The coronavirus pandemic has caused huge challenges for most businesses, but the retail industry has been hit especially hard. After having to close their doors to comply with social distancing mandates, reopening has caused their businesses to again become a high priority cyber attack target.
The increased cyber activity on retail organizations can be partially attributed to the increase in online shopping caused by COVID-19 but also due to the cyclical nature of cybercrime itself. Perhaps one of the most notable cyberattacks ever was in 2013 when hackers stole personal information of 110 million Target customers. In the aftermath, retailers hurried to enhance protections. Now, we’re seeing apparent weaknesses again in the retail industry and it’s put a “target” right back on those enterprises.
Many businesses were forced to make a rapid shift to ecommerce in an effort to stay afloat while physical shops remained closed, but online stores are getting increasingly difficult to secure. Those who didn’t invest enough time and effort into creating a secure system run the risk of discounting any potential revenue gains by significantly increasing their attack surface. With ineffective security, adversaries have found many opportunities to exploit vulnerabilities and steal payment card information. Additionally, by integrating ecommerce platforms into back end systems such as inventory, payment, and data networks, retailers have created even more opportunities for a breach.
Unfortunately, the outlook isn’t much better now that some stores are opening their doors again. Brick and mortar stores and restaurants will experience lower than average revenues, which will put significant constraints on their spending and resources. Monitoring and managing networks and providing needed layers of security may take a back seat. Adversaries will take advantage of this vulnerability; in fact, analyst reports are already showing a big increase in both ransomware and payment card skimming attacks.

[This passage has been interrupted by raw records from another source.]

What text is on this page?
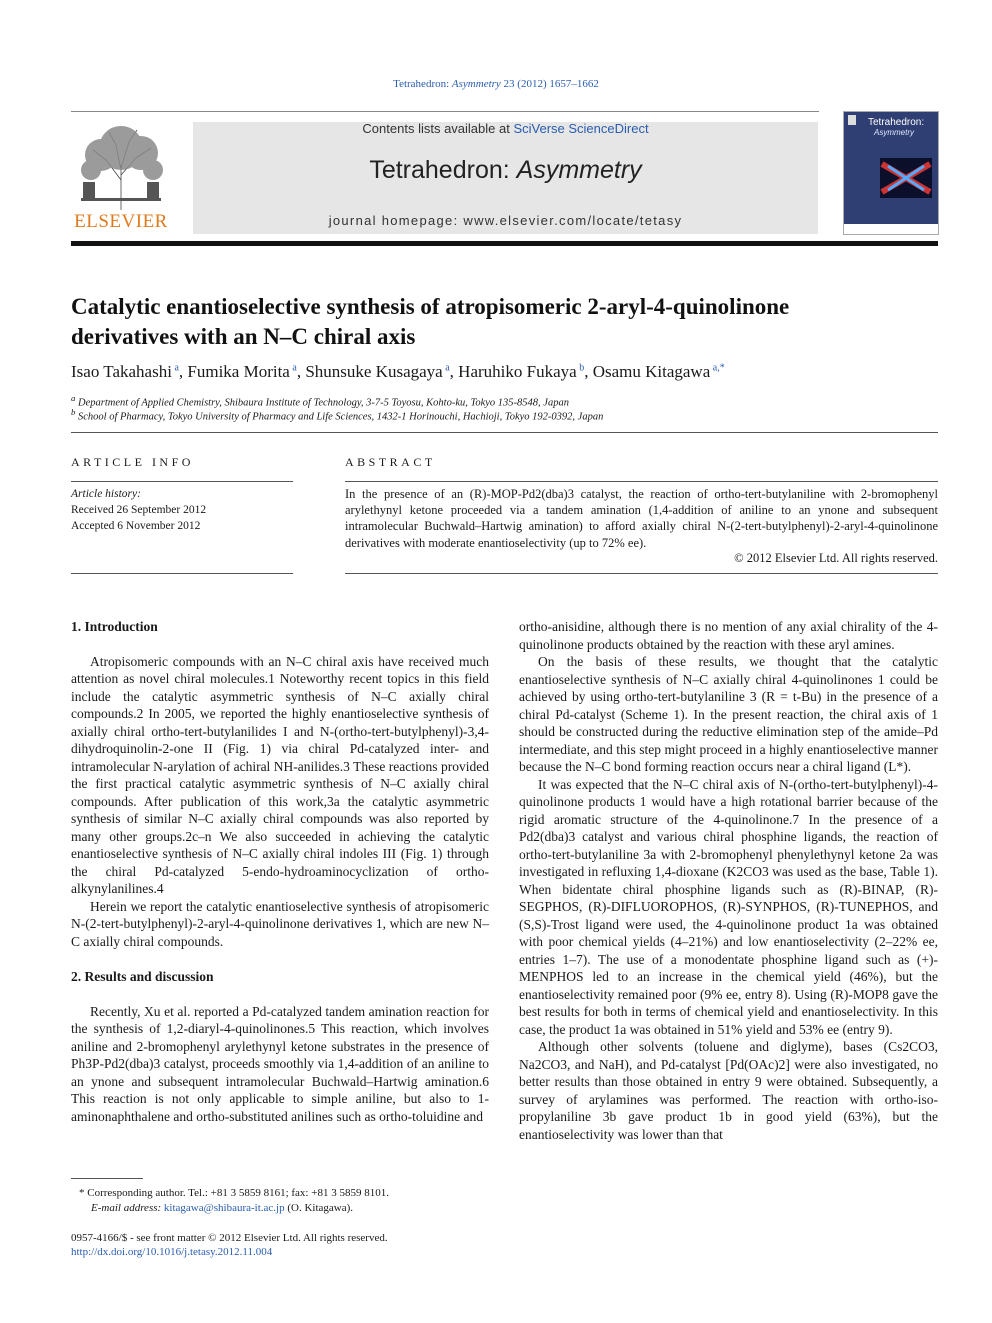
Tetrahedron: Asymmetry 23 (2012) 1657–1662
ELSEVIER
Contents lists available at SciVerse ScienceDirect
Tetrahedron: Asymmetry
journal homepage: www.elsevier.com/locate/tetasy
Tetrahedron:
Asymmetry
Catalytic enantioselective synthesis of atropisomeric 2-aryl-4-quinolinone
derivatives with an N–C chiral axis
Isao Takahashi $^a$, Fumika Morita $^a$, Shunsuke Kusagaya $^a$, Haruhiko Fukaya $^b$, Osamu Kitagawa $^{a,*}$
$^a$ Department of Applied Chemistry, Shibaura Institute of Technology, 3-7-5 Toyosu, Kohto-ku, Tokyo 135-8548, Japan
$^b$ School of Pharmacy, Tokyo University of Pharmacy and Life Sciences, 1432-1 Horinouchi, Hachioji, Tokyo 192-0392, Japan
ARTICLE INFO
Article history:
Received 26 September 2012
Accepted 6 November 2012
ABSTRACT
In the presence of an (R)-MOP-Pd2(dba)3 catalyst, the reaction of ortho-tert-butylaniline with 2-bromophenyl arylethynyl ketone proceeded via a tandem amination (1,4-addition of aniline to an ynone and subsequent intramolecular Buchwald–Hartwig amination) to afford axially chiral N-(2-tert-butylphenyl)-2-aryl-4-quinolinone derivatives with moderate enantioselectivity (up to 72% ee).
© 2012 Elsevier Ltd. All rights reserved.
1. Introduction

Atropisomeric compounds with an N–C chiral axis have received much attention as novel chiral molecules.1 Noteworthy recent topics in this field include the catalytic asymmetric synthesis of N–C axially chiral compounds.2 In 2005, we reported the highly enantioselective synthesis of axially chiral ortho-tert-butylanilides I and N-(ortho-tert-butylphenyl)-3,4-dihydroquinolin-2-one II (Fig. 1) via chiral Pd-catalyzed inter- and intramolecular N-arylation of achiral NH-anilides.3 These reactions provided the first practical catalytic asymmetric synthesis of N–C axially chiral compounds. After publication of this work,3a the catalytic asymmetric synthesis of similar N–C axially chiral compounds was also reported by many other groups.2c–n We also succeeded in achieving the catalytic enantioselective synthesis of N–C axially chiral indoles III (Fig. 1) through the chiral Pd-catalyzed 5-endo-hydroaminocyclization of ortho-alkynylanilines.4

Herein we report the catalytic enantioselective synthesis of atropisomeric N-(2-tert-butylphenyl)-2-aryl-4-quinolinone derivatives 1, which are new N–C axially chiral compounds.

2. Results and discussion

Recently, Xu et al. reported a Pd-catalyzed tandem amination reaction for the synthesis of 1,2-diaryl-4-quinolinones.5 This reaction, which involves aniline and 2-bromophenyl arylethynyl ketone substrates in the presence of Ph3P-Pd2(dba)3 catalyst, proceeds smoothly via 1,4-addition of an aniline to an ynone and subsequent intramolecular Buchwald–Hartwig amination.6 This reaction is not only applicable to simple aniline, but also to 1-aminonaphthalene and ortho-substituted anilines such as ortho-toluidine and

ortho-anisidine, although there is no mention of any axial chirality of the 4-quinolinone products obtained by the reaction with these aryl amines.

On the basis of these results, we thought that the catalytic enantioselective synthesis of N–C axially chiral 4-quinolinones 1 could be achieved by using ortho-tert-butylaniline 3 (R = t-Bu) in the presence of a chiral Pd-catalyst (Scheme 1). In the present reaction, the chiral axis of 1 should be constructed during the reductive elimination step of the amide–Pd intermediate, and this step might proceed in a highly enantioselective manner because the N–C bond forming reaction occurs near a chiral ligand (L*).

It was expected that the N–C chiral axis of N-(ortho-tert-butylphenyl)-4-quinolinone products 1 would have a high rotational barrier because of the rigid aromatic structure of the 4-quinolinone.7 In the presence of a Pd2(dba)3 catalyst and various chiral phosphine ligands, the reaction of ortho-tert-butylaniline 3a with 2-bromophenyl phenylethynyl ketone 2a was investigated in refluxing 1,4-dioxane (K2CO3 was used as the base, Table 1). When bidentate chiral phosphine ligands such as (R)-BINAP, (R)-SEGPHOS, (R)-DIFLUOROPHOS, (R)-SYNPHOS, (R)-TUNEPHOS, and (S,S)-Trost ligand were used, the 4-quinolinone product 1a was obtained with poor chemical yields (4–21%) and low enantioselectivity (2–22% ee, entries 1–7). The use of a monodentate phosphine ligand such as (+)-MENPHOS led to an increase in the chemical yield (46%), but the enantioselectivity remained poor (9% ee, entry 8). Using (R)-MOP8 gave the best results for both in terms of chemical yield and enantioselectivity. In this case, the product 1a was obtained in 51% yield and 53% ee (entry 9).

Although other solvents (toluene and diglyme), bases (Cs2CO3, Na2CO3, and NaH), and Pd-catalyst [Pd(OAc)2] were also investigated, no better results than those obtained in entry 9 were obtained. Subsequently, a survey of arylamines was performed. The reaction with ortho-iso-propylaniline 3b gave product 1b in good yield (63%), but the enantioselectivity was lower than that

* Corresponding author. Tel.: +81 3 5859 8161; fax: +81 3 5859 8101.
E-mail address: kitagawa@shibaura-it.ac.jp (O. Kitagawa).
0957-4166/$ - see front matter © 2012 Elsevier Ltd. All rights reserved.
http://dx.doi.org/10.1016/j.tetasy.2012.11.004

Physical stores present cybersecurity challenges of their own. Both telecom and endpoint security solutions have significant vulnerabilities. The recent popularity of SD-WAN has opened up known vulnerabilities to premise-based equipment, which allows attackers to virtually infiltrate stores and restaurants, and then scan for POS networks. If compromised, any enterprise endpoint, such as desktops and laptops, could also allow hackers to gain access to POS networks. Most zero day, unknown and fileless malware would be able to evade endpoint security to start the attacks.
It is imperative that retailers reassess and, where necessary, revamp their cybersecurity infrastructure to adequately protect against the growing number of diverse and destructive threats they’re facing. Blue Ridge Networks can help mitigate some of these cybersecurity risks by supporting locations with internet broadband and secure communications via a centralized SCDN Model.
A Secure Cloud Defined Network (“SCDN”) cybersecurity solution enables secure data transfer, supports trusted connections with remote users and offers unique protection against zero-day malware including memory scraping malware that exfiltrates customer data. The innovative, redundant cybersecurity architecture uses isolation and containment principles to establish trusted entry into the network and protect the entire IT stack. SCDN also includes a centralized managed router, which will provide secure access to the bank for transactions, and it can include multiple types of secure remote access to the POC and store LANs for authenticated personnel and trusted third-party vendors.
SCDN can compete against, or even replace popular SD-WAN solutions. In either case, SCDN provides a much needed cost savings, particularly for those who do not have the resources and capital for the multiple layers of managed security required to secure a location.
Replacing SD-WAN makes the solution 50% less expensive and removes the burden of addressing in-store vulnerabilities such as web filtering, email security, endpoint security and strong network monitoring. This can all be mitigated with SCDN, and the managed solution provides best in class data transfer with fault tolerant and failover capabilities in both the storefront and in the network and failsafe security for the POS with one low cost monthly price.
This model of security eliminates the vulnerability points that have led to breaches in many retail environments across the globe and perhaps most importantly, The Blue Ridge SCDN security model has been operating for over 20 years – with no reported breaches.